Mexico--with skyscrapers layered over its ancient ruins, Indian campesinos living alongside armed drug lords, and a sturdy faith in religion and family--was not so different from the hotblooded, contradictory world Shakespeare portrayed, Luhrmann concluded.

"I wanted to create a place where religion mixed with politics, . . . a place with a degree of mysticism. An armed society where a small percentage of the population is fantastically wealthy. A place with an enormous underclass. . . . In Mexico City these elements are very alive," Luhrmann says at the foot of the imposing Chapultepec Castle and its extensive grounds.

His production designer, Catherine Martin, adds: "Verona Beach and Shakespeare's Verona are supposed to be worlds where religion is important, where obvious wealth isn't embarrassing, where honor is a really big deal. All those elements exist in the real world, but they don't exist totally in combination--except in Mexico."
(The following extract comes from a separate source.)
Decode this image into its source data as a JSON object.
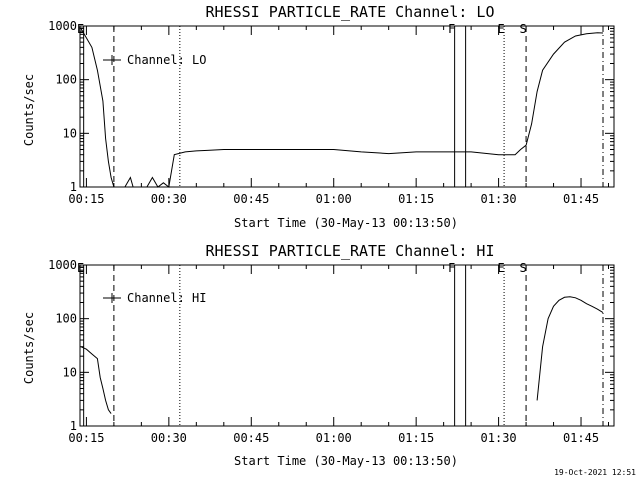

Luhrmann, originally a theater director, emerged from virtual obscurity with "Strictly Ballroom," his first film. The campy fable about romance and artistic independence in the world of Australian ballroom dancing was a surprise box-office success.

Afterward, Luhrmann signed a three-year contract with 20th Century Fox and received a flood of scripts and visits from big-time actors.

But Luhrmann didn't want to leave his theater roots behind; he turned to Shakespeare--"a great storyteller," he says. In 1993, he directed a critically acclaimed version of "A Midsummer Night's Dream" for the Australian Opera.

Then, in 1994, Luhrmann and "Ballroom" co-writer Craig Pierce pitched their idea for "William Shakespeare's Romeo and Juliet" to Fox.